Before air-conditioning, Southern builders designed houses for summer comfort. Cool air swept into tall windows, through central halls, and across transoms; hot air floated up above heads in high-ceiling rooms. And you could always escape to the covered porch. While changing your home’s architecture might be tough, with simpler lessons from the South’s past—and modern products—we can be less reliant on energy-hogging AC and more attuned to the natural joys of summer.
Blades Of Glory
Folks in the old South benefited from ceiling fans that draw hot air upward. A model like Haiku from Big Ass Fans, made with sustainable bamboo, can keep you 4 degrees cooler.
Lone Star State residents opened windows in the cool of the evening and shut them with shades drawn, trapping cool air indoors, once daytime temperatures rose. Efficient windows help. Andersen’s triple-pane Eagle/E Series are made from recycled aluminum and Forest Stewardship Council–certified wood.
Since a hot oven can raise temperatures by as much as 10 degrees, most Southern kitchens were in separate buildings. Give your range a rest once in awhile and brush up on your outdoor grilling skills.
Awnings, shades, and shutters can keep inside temperatures from rising more than 1 degree per hour when it’s 85 degrees or higher out. Woodfold offers plantation-style shutters of FSC-certified red alder, finished with water-based stains and solvent-free paints.

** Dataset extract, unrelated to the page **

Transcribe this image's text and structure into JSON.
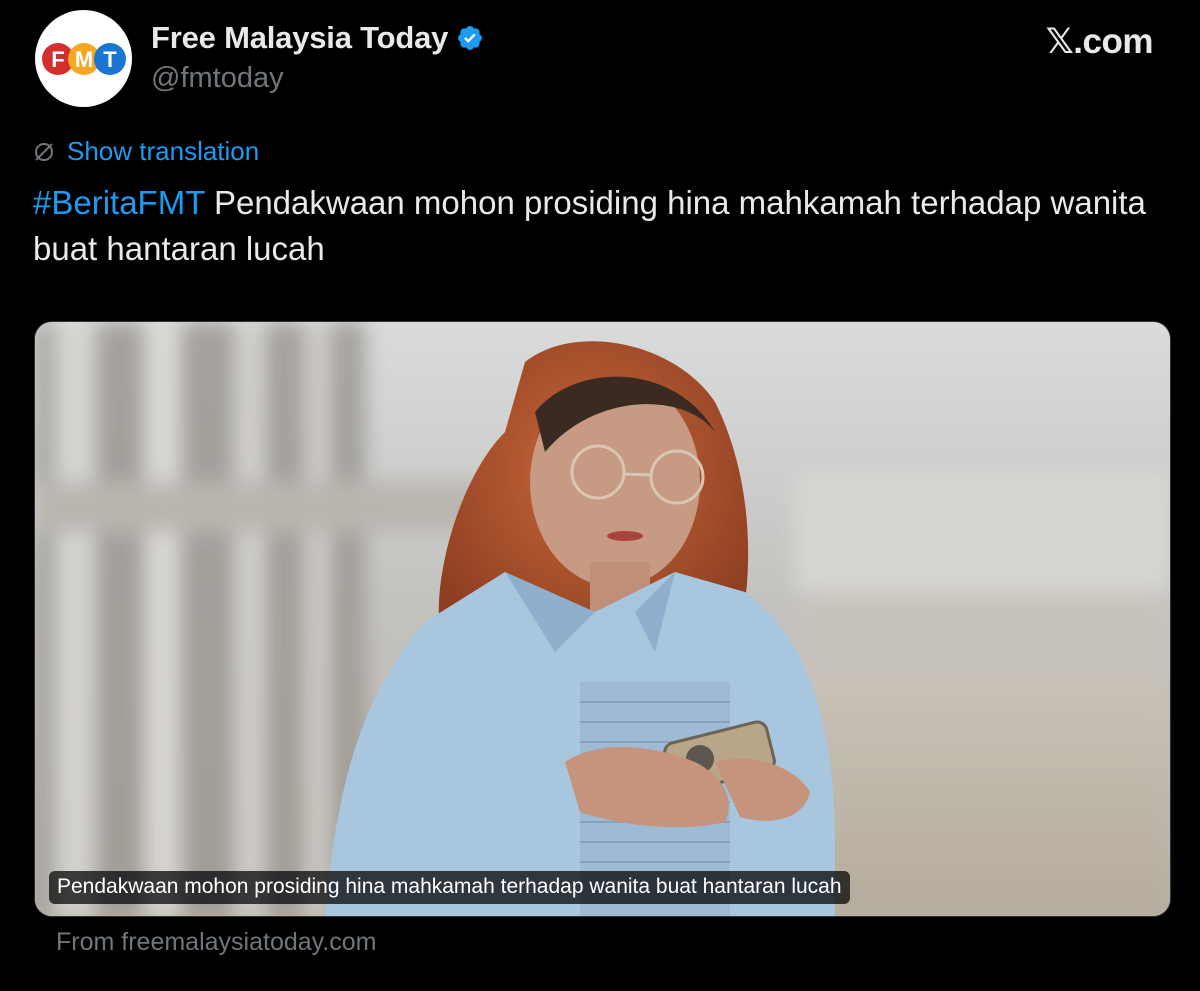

Rawganique’s organic linen Roman blinds are chemical free.
Lighten The Look
About a third of the heat that builds up in your house comes through the roof, so many Southerners had roofs painted light colors to deflect the sun’s rays. Apply a low-VOC white latex coating, which works on most roofing materials, including asphalt.
If You Must Plug In
When it comes to AC, sometimes you just gotta have it. Make sure, though, that the one you choose has a seal of approval from Energy Star, a federal certification program that ensures a product meets or exceeds the EPA’s efficiency standards.